EXEC sprockit.usp__ConfigureProcess '
<Process name="MyDb.MySchema.usp_MyProcess">
  <Inputs>
    <Resource name="MyDb.MySchema.MyTable" />
  </Inputs>
  <Outputs>
    <Resource name="MyDb.MySchema.MyOutput" />
  </Outputs>
</Process>
'

sprockit.usp__ConfigureProcess shreds the XML to extract the process and resource details, then makes the necessary changes in sprockit.Process and sprockit.Resource. You can use this approach to add a new process or to update the configuration of an existing one.

When updating an existing process configuration, you must either re-specify all its resources or specify partialConfig=“true” in the <Process> tag, e.g.:

EXEC sprockit.usp__ConfigureProcess '
<Process name="MyDb.MySchema.usp_MyProcess" partialConfig="true">
  <Inputs>
    <Resource name="MyDb.MySchema.MyExtraTable" />
  </Inputs>
</Process>
'

If you omit partialConfig=“true”, any of the process's resources already present in sprockit.Resource but not specified in the XML will be removed.

A stored query is a view or user-defined function. Objects of these kinds encapsulate access to underlying base tables (perhaps via other views or functions), so are not ready for use until those underlying tables are all up to date.
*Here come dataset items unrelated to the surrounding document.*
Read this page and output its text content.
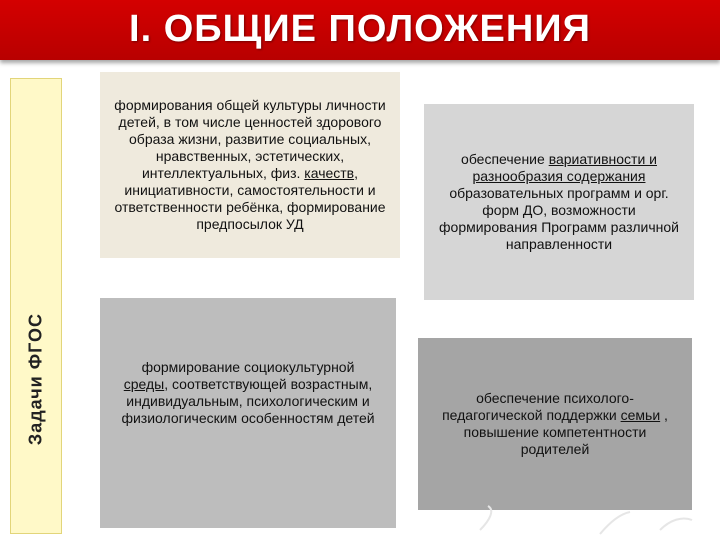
I. ОБЩИЕ ПОЛОЖЕНИЯ
Задачи ФГОС
формирования общей культуры личности детей, в том числе ценностей здорового образа жизни, развитие социальных, нравственных, эстетических, интеллектуальных, физ. качеств, инициативности, самостоятельности и ответственности ребёнка, формирование предпосылок УД
обеспечение вариативности и разнообразия содержания образовательных программ и орг. форм ДО, возможности формирования Программ различной направленности
формирование социокультурной среды, соответствующей возрастным, индивидуальным, психологическим и физиологическим особенностям детей
обеспечение психолого-педагогической поддержки семьи , повышение компетентности родителей
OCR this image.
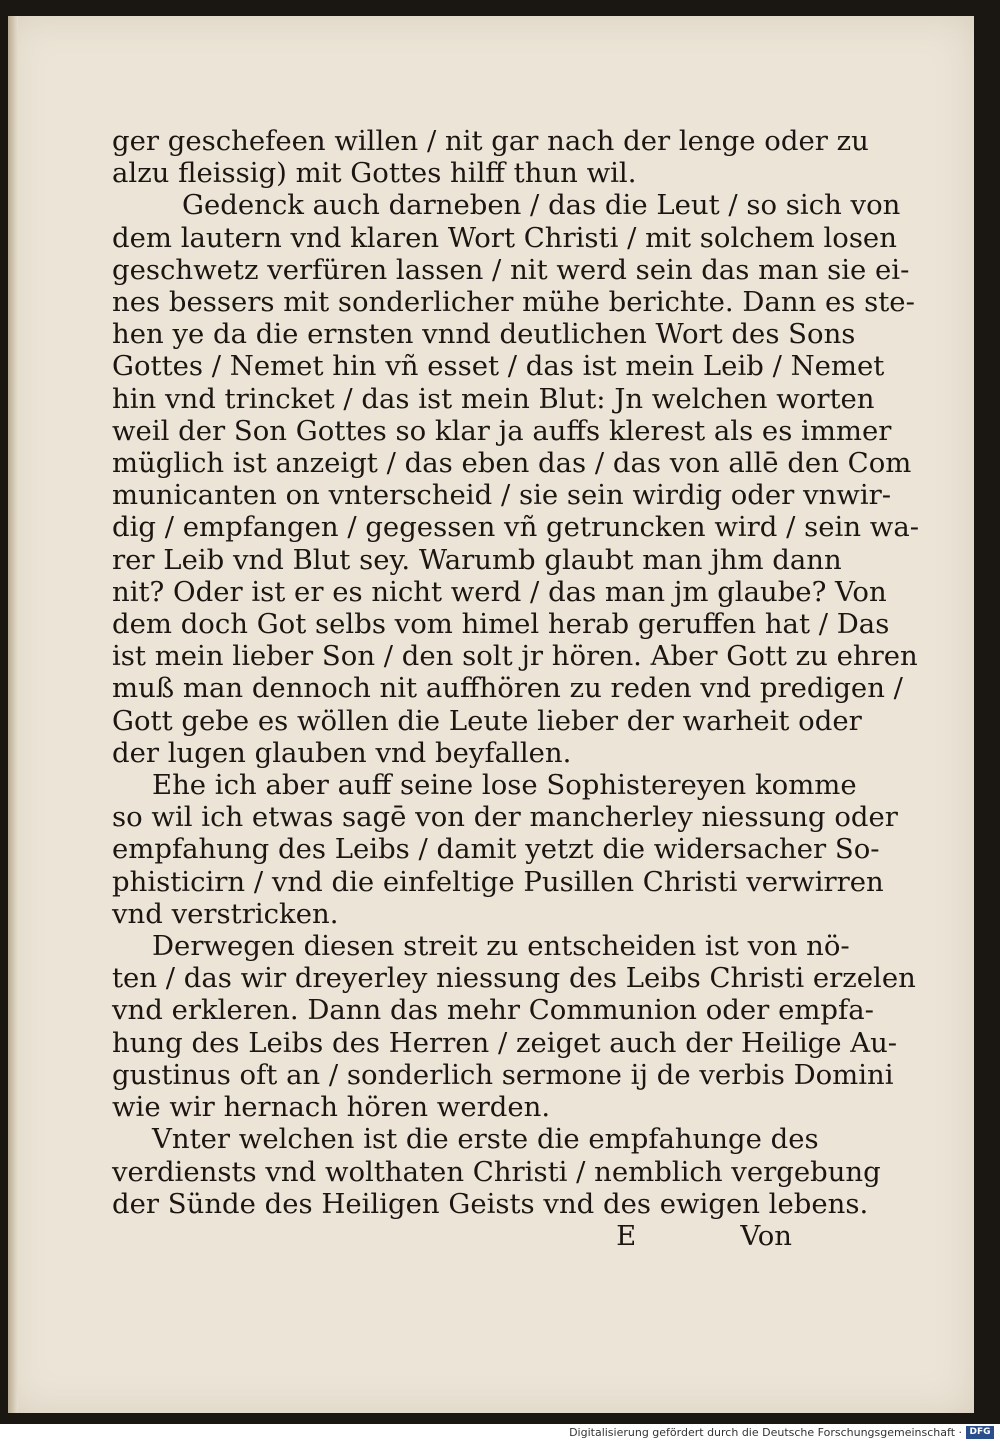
ger geschefeen willen / nit gar nach der lenge oder zu
alzu fleissig) mit Gottes hilff thun wil.
Gedenck auch darneben / das die Leut / so sich von
dem lautern vnd klaren Wort Christi / mit solchem losen
geschwetz verfüren lassen / nit werd sein das man sie ei-
nes bessers mit sonderlicher mühe berichte. Dann es ste-
hen ye da die ernsten vnnd deutlichen Wort des Sons
Gottes / Nemet hin vñ esset / das ist mein Leib / Nemet
hin vnd trincket / das ist mein Blut: Jn welchen worten
weil der Son Gottes so klar ja auffs klerest als es immer
müglich ist anzeigt / das eben das / das von allē den Com
municanten on vnterscheid / sie sein wirdig oder vnwir-
dig / empfangen / gegessen vñ getruncken wird / sein wa-
rer Leib vnd Blut sey. Warumb glaubt man jhm dann
nit? Oder ist er es nicht werd / das man jm glaube? Von
dem doch Got selbs vom himel herab geruffen hat / Das
ist mein lieber Son / den solt jr hören. Aber Gott zu ehren
muß man dennoch nit auffhören zu reden vnd predigen /
Gott gebe es wöllen die Leute lieber der warheit oder
der lugen glauben vnd beyfallen.
Ehe ich aber auff seine lose Sophistereyen komme
so wil ich etwas sagē von der mancherley niessung oder
empfahung des Leibs / damit yetzt die widersacher So-
phisticirn / vnd die einfeltige Pusillen Christi verwirren
vnd verstricken.
Derwegen diesen streit zu entscheiden ist von nö-
ten / das wir dreyerley niessung des Leibs Christi erzelen
vnd erkleren. Dann das mehr Communion oder empfa-
hung des Leibs des Herren / zeiget auch der Heilige Au-
gustinus oft an / sonderlich sermone ij de verbis Domini
wie wir hernach hören werden.
Vnter welchen ist die erste die empfahunge des
verdiensts vnd wolthaten Christi / nemblich vergebung
der Sünde des Heiligen Geists vnd des ewigen lebens.
E	Von
Digitalisierung gefördert durch die Deutsche Forschungsgemeinschaft · DFG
To ensure that a stored query is not used until it is ready, you should configure views and functions as processes in their own right. The (single) output of such a process is the stored query itself, e.g.:

EXEC sprockit.usp__ConfigureProcess '
<Process name="MyDb.MySchema.uvw_MyView2">
  <Inputs>
    <Resource name="MyDb.MySchema.MyTable1" />
    <Resource name="MyDb.MySchema.MyTable2" />
    <Resource name="MyDb.MySchema.uvw_MyView1" />
  </Inputs>
  <Outputs>
    <Resource name="MyDb.MySchema.uvw_MyView2" />
  </Outputs>
</Process>
'

This ensures that any processes using the view or function do not attempt to do so before its base tables are ready.

You can use the utility stored procedure sprockit.usp__CheckProcessConfiguration to report cases in which views or functions are used as inputs but do not appear as the output of a process with a matching name.